Jesus did not save us from far away, but as Emmanuel, “God with us,” he came near our brokenness and our joy, our filth and our idealism, our fear and our faith. He didn’t avoid us, and he didn’t run away. Just skim through the Gospels and you’ll notice how many of the stories depend on Jesus’ close, personal, physical involvement in broken lives. See how many of the healing stories begin with Jesus seeing, hearing, and feeling. Jesus lived among people attentive both to their presence and to God’s. And he healed through personal contact, even touching lepers, dead bodies, and other unclean people.

And when it came time to suffer, it was an intimate and visceral experience. He did not sit and imagine what it might be like to suffer for us and with us, because he was not trying to create in himself an internal emotional landscape of sympathy or pity. No, he was demonstrating God’s love, not just in disposition, but in action. He was not creating the impression of sharing our fate in order to win support from a fickle crowd. Rather, he suffered the same fate as us–as the very worst of us–in order to become our perfect representative before God.

It is a wonder to me that Jesus did not guard his sinlessness more. We certainly try to guard it for him, creating all kinds of apologetic strategies and heroes to defend God’s honor. I sometimes wonder if all our attempts to protect the Lion of Judah from attack aren’t comically misguided. That maybe our fretting attempts at defending him are actually presenting him as a caged beast or a de-clawed house cat. For his part, Jesus seems forgetful of his sinlessness as he comes in intimate contact with guilty people and with guilt itself. Indeed, as Paul says, Jesus didn’t become sinful, but became sin. What closer association with our guilt could he have?

He was willing to be unequally yoked, tying his fate to the weak and weary, the poor and afflicted, the hurting and destitute, the sinful and shameful.

How unwilling the church has been to suffer the same fate! How quickly the church has sought to escape the fate of the city, of the poor, of the guilty! How unsurprising it must be to us now that prayerfulness is lacking in our ranks! How can we intercede for those whose fate we have escaped?

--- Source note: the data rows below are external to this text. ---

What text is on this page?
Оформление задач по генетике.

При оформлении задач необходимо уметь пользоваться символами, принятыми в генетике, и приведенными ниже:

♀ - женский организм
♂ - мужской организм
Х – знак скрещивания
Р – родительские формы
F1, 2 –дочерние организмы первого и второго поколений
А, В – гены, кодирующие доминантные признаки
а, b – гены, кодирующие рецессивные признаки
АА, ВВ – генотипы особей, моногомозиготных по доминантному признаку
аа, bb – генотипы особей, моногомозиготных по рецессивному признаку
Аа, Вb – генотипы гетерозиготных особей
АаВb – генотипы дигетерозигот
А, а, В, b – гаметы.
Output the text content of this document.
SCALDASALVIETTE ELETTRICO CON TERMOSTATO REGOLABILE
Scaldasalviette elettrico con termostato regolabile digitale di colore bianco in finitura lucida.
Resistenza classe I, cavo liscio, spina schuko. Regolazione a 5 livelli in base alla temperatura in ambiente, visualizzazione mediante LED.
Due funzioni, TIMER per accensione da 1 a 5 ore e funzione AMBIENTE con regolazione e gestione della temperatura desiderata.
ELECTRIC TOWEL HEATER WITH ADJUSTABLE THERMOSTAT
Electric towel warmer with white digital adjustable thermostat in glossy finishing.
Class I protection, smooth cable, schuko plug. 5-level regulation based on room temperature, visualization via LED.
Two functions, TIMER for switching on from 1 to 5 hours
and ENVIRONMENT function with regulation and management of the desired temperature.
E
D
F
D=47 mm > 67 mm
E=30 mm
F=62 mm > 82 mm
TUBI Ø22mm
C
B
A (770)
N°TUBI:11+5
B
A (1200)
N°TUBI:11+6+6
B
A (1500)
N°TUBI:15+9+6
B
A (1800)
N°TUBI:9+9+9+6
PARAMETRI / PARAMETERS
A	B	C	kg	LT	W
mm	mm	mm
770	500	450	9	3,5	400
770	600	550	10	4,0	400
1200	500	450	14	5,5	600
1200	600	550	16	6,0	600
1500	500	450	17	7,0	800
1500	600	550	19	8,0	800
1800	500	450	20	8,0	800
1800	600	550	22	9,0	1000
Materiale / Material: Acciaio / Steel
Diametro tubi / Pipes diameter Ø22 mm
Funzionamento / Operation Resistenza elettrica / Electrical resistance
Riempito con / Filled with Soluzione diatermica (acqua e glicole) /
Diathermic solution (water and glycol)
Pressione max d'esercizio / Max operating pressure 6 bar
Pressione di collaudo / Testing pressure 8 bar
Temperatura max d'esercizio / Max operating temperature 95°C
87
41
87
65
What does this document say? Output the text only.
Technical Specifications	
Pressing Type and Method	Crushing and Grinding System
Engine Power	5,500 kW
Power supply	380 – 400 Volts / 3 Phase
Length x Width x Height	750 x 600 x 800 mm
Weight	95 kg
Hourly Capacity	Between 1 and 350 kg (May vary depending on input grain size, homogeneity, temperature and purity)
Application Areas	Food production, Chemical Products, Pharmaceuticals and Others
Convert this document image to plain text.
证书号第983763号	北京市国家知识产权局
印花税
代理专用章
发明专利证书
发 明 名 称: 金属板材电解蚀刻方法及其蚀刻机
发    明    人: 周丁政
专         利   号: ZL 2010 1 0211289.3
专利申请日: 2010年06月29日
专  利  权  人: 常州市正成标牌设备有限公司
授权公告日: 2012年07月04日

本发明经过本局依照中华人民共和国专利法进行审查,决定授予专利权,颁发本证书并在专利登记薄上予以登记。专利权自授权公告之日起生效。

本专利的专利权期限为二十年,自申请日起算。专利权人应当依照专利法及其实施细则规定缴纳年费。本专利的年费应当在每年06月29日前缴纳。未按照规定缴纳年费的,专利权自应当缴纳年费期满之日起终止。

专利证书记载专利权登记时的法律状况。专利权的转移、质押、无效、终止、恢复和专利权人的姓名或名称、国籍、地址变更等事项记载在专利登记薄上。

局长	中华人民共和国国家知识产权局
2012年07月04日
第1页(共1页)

The prophet Jeremiah told the exiles who had been scattered into Babylon to pray for the cities they had moved to. They were to seek the peace and prosperity of the city in which they found themselves, for God was joining their fate to their city’s fate: “If it prospers, you too will prosper.”

Being willing to suffer the same fate should shape decisions about where we live, where our kids go to school, and what our family budget look like. How do you think living this way would change things in your life?